Francesconi’s campaign slogan is “It’s all about jobs.” His six-page Jobs Plan consists of “partnering” with other public and private sector entities. He wants to partner with job-training institutions to develop joint training programs. He’ll ask the state to increase the minimum wage. And he will ask the county’s 50 largest employers to add 10 new entry-level jobs each. Francesconi pledges to “re-deploy” three existing employees in the chair’s office to create a County Chair’s Office of Economic Development and Equality, a primary focus of which will be “how to assist the cities of Gresham, Troutdale, Fairview and Wood Village in their economic development efforts.”

The Jobs Plan also calls for the County (and the City of Portland and Portland Public Schools) to require that on public works projects, 20 percent of all project hours within each construction trade be performed by “local” residents, and 10 percent by “disadvantaged” workers. That would increase over seven years to 50 percent and 25 percent respectively.

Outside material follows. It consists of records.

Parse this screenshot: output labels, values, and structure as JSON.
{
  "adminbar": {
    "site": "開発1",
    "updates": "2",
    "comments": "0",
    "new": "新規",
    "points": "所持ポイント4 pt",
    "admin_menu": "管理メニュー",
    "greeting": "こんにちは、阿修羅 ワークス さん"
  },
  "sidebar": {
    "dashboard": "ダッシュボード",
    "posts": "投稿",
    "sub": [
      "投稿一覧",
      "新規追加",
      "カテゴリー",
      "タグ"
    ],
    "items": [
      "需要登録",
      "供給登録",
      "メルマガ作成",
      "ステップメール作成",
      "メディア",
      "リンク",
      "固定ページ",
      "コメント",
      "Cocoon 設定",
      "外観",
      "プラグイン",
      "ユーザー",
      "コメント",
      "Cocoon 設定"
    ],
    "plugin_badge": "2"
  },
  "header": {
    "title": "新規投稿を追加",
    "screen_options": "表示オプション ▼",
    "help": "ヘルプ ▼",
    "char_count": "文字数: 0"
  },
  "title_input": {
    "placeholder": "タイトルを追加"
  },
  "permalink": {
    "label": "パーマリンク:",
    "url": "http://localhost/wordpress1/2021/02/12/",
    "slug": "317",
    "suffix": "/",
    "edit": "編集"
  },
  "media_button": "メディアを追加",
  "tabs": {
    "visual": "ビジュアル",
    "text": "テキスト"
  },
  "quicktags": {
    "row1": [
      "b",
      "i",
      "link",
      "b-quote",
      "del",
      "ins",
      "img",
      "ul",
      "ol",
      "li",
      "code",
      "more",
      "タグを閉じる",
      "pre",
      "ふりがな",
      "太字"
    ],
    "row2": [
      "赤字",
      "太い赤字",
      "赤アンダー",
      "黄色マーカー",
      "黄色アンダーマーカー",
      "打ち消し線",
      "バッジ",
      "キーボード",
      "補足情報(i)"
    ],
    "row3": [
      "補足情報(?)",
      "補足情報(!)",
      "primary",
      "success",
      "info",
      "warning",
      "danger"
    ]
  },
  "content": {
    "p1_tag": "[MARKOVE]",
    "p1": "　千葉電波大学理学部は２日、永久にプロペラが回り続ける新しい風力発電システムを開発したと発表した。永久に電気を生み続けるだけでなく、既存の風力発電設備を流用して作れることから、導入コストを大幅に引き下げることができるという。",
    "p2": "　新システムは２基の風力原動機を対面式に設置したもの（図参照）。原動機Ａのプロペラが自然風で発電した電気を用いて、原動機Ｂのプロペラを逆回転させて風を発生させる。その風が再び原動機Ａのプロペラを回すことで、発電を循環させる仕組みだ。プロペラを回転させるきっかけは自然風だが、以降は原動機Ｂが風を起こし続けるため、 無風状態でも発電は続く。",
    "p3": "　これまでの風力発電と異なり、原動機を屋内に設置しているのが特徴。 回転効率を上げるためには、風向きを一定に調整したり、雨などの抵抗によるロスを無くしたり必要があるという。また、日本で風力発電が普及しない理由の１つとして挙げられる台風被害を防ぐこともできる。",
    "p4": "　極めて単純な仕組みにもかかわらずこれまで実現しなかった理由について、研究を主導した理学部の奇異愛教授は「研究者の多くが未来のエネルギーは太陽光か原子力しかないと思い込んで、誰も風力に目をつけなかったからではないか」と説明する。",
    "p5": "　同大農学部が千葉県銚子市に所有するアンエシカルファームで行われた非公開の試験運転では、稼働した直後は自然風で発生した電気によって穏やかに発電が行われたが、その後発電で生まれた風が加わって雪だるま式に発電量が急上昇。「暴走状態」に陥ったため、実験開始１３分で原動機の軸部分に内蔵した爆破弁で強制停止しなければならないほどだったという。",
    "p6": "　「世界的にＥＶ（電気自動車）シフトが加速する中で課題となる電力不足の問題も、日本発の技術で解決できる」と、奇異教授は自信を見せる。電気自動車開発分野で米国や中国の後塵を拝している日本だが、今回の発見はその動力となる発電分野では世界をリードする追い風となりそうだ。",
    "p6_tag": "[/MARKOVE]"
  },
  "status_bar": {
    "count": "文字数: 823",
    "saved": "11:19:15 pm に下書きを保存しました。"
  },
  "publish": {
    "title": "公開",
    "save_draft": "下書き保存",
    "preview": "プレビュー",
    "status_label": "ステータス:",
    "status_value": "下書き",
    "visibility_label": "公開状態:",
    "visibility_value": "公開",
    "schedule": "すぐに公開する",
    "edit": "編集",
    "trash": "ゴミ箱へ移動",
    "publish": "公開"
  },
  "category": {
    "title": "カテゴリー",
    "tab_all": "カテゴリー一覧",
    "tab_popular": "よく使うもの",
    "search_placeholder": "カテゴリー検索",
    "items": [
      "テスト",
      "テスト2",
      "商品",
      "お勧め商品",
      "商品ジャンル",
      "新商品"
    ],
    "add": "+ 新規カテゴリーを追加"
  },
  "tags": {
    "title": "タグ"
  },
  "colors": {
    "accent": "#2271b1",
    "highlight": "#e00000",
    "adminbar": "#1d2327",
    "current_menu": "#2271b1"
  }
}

Francesconi also said — in a candidate questionnaire for the Service Employees International Union — that the County should require that all buildings it rents or owns are served by union-represented janitors and security guards, and he pledged to work with SEIU and AFSCME to assist in unionizing non-profit county contractors that don’t pay living wages. Francesconi disavowed those promises when Willamette Week asked about them, but later called the newspaper back to say he would stand by them.

“It’s not what you promise, it’s what you do,” Kafoury says in her television ad. Kafoury has a jobs plan, too, but it starts with the County doing its job, for example helping homeless families get permanent housing. Kafoury wants the County to prioritize homeless services. She wants to achieve greater efficiency by reducing the County’s manager-to-staff ratio.

Francesconi is endorsed by the two unions that he worked for on the community benefits agreement — Operating Engineers Local 701 and Pacific Northwest Regional Council of Carpenters (though Carpenters Local 156, which is part of the regional council, is endorsing Kafoury). He also has the endorsement of Carpenters Local 146, which represents exterior/interior specialists, Portland Association of Teachers, and SEIU Locals 49 and 503. And, significantly, Francesconi has the endorsement of AFSCME Local 88, which represents County employees. Local 88’s endorsement decision was made by members following a candidates forum, after its political committee split down the middle over who to endorse. As of late April, Francesconi’s campaign had raised $225,000, including $10,000 from AFSCME and $5,000 from the Regional Council of Carpenters. He also has significant support from minority contractors.

Kafoury, meanwhile, has the endorsement of the Northwest Oregon Labor Council; Columbia Pacific Building & Construction Trades Council; Communications Workers of America Local 7901; IBEW Local 48; International Longshore and Warehouse Union; Iron Workers Local 29; Oregon Nurses Association; Plumbers and Steamfitters Local 290; United Food and Commercial Workers Local 555; and the Oregon Working Families Party, a union-backed third party. Her campaign has raised close to $350,000 so far, including $5,000 contributions from Oregon Nurses Association and United Food & Commercial Workers Local 555 and $3,000 from IBEW Local 48.

County Chair is a non-partisan race. Ballots were mailed April 30 and are due May 20.